For your initial names, that would be (assuming you are in "directory")


rename -n 's/[^-]+-([^-]+)-([^_]+)_.\.fastq/$1$2.fastq/' *

In slow motion:

cut the name in three parts:

up to the first dash
anything from first to second dash
anything from second dash to following underscore (not included)


build the new name using parts 2 and 3 and append '.fastq'
remove "-n" when hapy with result (with "-n" it only shows what it would do)

Eunde
September 15th, 2014, 02:34 PM
Thanks a lot, for your fast reply and especially for your detailed explanations.
It works now, however, the problem was not my code, but the folder name. I tried your 'rename-script' on a small batch, and it worked. Then I tried it again on the original folder and it didn't work either. I tried the same with mine, and it also worked on the small batch. It seems that it didn't work on the first folder, because the folder name has an underscore.
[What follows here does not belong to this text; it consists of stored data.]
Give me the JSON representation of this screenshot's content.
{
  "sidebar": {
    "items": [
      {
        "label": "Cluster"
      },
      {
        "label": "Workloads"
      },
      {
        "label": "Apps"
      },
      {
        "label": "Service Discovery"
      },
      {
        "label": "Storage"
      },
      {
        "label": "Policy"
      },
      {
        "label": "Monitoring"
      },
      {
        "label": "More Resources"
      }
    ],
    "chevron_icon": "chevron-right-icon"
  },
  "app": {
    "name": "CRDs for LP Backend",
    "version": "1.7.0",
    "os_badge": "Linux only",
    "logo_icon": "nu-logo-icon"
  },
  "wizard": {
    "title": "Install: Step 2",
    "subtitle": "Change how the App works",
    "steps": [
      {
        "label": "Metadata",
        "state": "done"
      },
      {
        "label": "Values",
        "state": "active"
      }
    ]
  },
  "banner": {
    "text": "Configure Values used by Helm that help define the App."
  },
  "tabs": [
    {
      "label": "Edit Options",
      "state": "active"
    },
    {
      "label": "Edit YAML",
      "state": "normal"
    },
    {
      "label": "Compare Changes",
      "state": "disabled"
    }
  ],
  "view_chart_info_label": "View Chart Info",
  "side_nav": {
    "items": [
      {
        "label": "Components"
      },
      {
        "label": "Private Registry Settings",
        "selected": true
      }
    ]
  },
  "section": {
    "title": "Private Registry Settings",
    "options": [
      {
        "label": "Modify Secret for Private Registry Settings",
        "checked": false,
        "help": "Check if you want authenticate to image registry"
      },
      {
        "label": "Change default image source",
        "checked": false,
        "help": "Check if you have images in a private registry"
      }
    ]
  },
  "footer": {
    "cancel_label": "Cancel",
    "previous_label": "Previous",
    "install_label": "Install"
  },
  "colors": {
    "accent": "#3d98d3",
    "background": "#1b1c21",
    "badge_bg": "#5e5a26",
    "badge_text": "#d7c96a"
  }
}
At least this is the only reason I can imagine, since the two folders are in the same directory...
Anyway, at least I learned some bash!

Vaphell
September 15th, 2014, 04:45 PM
having examples of troublesome paths would be nice

that said, you should construct your regex in a way that marks the filename part explicitly so there can be no ambiguosity


s:(.+)/[...]+-([...]+)-([...]+)_\.fastq:$1/$2$3.fastq:

first parenthesis should consume the dir, leaving only the filename up for grabs.

It's not bash but perl based rename though ;-)



bash:


for old in directory/*.fastq
do
dir=${old%/*}
fn=${old##*/}
IFS='-_.' read -r _ n1 n2 _ _ <<< "$fn"
echo mv "$old" "$dir/$n1$n2.fastq"
done

proof it works

$ old=/some/BS/341F-3-F1_X.fastq
$ dir=${old%/*}
$ fn=${old##*/}
$ IFS='-_.' read -r _ n1 n2 _ _ <<< "$fn"
$ echo "$dir/$n1$n2.fastq"
/some/BS/3F1.fastq

Eunde
September 15th, 2014, 05:01 PM
OK, thanks.
Well it was like this:

bad path:

rename "s/_//g" /home/arb/Desktop/Joined_Fastq/*.fastq

good path:

rename "s/_//g" /home/arb/Desktop/test/*.fastq

But the interesting thing is that I only had problems with the Joined_Fastq path when i wanted to delete the underscore. For the numbers it worked fine.

Vaphell
September 15th, 2014, 05:17 PM
do you have your original names or did you change them already and now have that dangling _?
In case of originals being available, start from scratch and nail the workflow perfectly. In general it's a bad idea to make irreversible changes during work-in-progress.
If it's just the dangling _ in front of extension, use


s/_(\.fastq)$/\1/